[Date Prev][Date Next][Thread Prev][Thread Next]
- Subject: Re: strip_tags - HTML tag stripper
- From: "Jim Whitehead II" <jnwhiteh@...>
- Date: Tue, 22 Apr 2008 00:52:34 -0700
On Mon, Apr 21, 2008 at 3:05 AM, Bertrand Mansion <email@example.com> wrote:
> Le 21 avr. 08 à 01:06, Jim Whitehead II a écrit :
> > I currently have the need to strip HTML tags from a given Lua string,
> > ideally allowing a specific subset (such as <p>, <b>, etc.). There
> > are a number of implementations of this, a PHP version in particular:
> > http://uk2.php.net/strip_tags
> > Does anyone have something like this in Lua, or some example LPEG code
> > for a specific tag that I could use?
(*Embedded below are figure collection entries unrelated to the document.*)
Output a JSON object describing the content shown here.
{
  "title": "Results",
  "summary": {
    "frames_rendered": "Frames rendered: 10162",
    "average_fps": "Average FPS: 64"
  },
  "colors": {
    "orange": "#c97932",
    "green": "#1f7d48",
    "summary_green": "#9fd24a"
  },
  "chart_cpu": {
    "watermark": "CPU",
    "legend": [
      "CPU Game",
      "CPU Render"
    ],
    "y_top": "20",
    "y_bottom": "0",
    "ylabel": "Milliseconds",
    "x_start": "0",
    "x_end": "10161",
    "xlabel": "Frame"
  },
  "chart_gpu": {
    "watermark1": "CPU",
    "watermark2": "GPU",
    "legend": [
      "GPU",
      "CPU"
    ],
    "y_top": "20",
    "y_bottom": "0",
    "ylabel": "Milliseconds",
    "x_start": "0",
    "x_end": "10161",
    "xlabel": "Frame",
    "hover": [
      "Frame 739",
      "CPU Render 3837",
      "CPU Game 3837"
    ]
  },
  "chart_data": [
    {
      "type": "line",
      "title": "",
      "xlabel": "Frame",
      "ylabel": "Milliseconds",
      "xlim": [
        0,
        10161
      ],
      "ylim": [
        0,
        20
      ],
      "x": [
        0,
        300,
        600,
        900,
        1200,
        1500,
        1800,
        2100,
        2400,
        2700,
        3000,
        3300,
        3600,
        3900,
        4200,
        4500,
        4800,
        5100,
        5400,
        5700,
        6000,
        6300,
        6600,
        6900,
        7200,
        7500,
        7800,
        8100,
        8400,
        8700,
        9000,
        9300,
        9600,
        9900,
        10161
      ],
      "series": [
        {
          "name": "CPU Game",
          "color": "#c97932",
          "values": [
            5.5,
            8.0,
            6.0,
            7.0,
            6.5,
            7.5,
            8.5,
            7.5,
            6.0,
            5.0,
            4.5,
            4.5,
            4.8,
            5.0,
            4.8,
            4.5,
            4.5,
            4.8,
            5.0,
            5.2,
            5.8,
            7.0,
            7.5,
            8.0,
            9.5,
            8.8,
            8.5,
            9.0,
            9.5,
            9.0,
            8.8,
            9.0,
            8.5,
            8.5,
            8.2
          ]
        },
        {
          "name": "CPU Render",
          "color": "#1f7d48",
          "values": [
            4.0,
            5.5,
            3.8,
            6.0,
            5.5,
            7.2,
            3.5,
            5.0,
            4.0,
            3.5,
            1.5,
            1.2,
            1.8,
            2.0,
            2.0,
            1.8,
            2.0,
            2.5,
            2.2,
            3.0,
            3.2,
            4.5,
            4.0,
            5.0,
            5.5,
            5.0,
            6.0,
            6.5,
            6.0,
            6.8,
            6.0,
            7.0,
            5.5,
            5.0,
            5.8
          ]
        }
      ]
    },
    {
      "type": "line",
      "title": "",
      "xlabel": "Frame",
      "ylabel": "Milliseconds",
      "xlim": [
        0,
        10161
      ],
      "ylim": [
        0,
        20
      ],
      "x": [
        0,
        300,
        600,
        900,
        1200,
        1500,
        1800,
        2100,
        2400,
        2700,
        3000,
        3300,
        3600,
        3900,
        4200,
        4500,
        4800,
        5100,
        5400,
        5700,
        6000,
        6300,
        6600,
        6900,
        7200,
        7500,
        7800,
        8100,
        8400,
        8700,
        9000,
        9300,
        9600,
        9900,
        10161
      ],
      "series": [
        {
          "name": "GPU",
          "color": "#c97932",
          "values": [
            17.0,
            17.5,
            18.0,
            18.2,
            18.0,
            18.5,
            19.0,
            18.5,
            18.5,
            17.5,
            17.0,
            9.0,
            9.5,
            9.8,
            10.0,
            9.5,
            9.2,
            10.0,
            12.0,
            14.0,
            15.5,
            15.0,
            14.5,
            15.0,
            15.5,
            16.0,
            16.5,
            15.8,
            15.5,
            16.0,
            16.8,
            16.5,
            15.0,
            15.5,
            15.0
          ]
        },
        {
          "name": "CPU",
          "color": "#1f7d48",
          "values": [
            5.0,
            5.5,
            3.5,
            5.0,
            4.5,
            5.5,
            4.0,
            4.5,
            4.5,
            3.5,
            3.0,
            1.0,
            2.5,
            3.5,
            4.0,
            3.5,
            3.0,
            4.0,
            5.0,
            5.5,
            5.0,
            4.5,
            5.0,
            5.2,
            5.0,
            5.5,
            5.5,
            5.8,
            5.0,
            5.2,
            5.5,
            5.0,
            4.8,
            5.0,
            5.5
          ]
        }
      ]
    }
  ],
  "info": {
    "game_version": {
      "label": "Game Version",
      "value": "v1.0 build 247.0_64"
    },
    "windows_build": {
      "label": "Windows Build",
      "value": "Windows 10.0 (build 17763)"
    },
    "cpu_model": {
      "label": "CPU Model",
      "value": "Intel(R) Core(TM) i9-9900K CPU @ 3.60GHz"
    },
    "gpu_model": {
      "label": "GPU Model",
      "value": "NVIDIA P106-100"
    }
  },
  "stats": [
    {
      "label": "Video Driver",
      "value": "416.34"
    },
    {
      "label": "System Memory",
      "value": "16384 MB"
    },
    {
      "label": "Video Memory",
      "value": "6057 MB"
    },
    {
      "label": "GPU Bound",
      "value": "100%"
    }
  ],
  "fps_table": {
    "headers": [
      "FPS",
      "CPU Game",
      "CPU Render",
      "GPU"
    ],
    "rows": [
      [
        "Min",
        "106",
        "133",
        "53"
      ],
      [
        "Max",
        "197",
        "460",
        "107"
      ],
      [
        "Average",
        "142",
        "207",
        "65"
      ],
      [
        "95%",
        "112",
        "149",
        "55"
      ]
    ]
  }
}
A naive solution is relatively
> > simple using patterns matching, but I'd like to be able to handle odd
> > cases like this:
> > <a href="blah" onClick="<script src='foo'></script>">Link</a>
> > I'd like to avoid stripping the <script> tag in this case, since it
> > occurs as an attribute of another tag.
> Either you strip tags or you don't. Since <script> is inside <a>, if you
> strip <a>, you strip <script> at the same time.
Actually, that isn't the case. Using an XML parser you can absolutely
strip one and not the other, because the "tag" inside the attribute
isn't a tag at all. With a proper ruleset you can actually distill
things down to a point where you have what you need.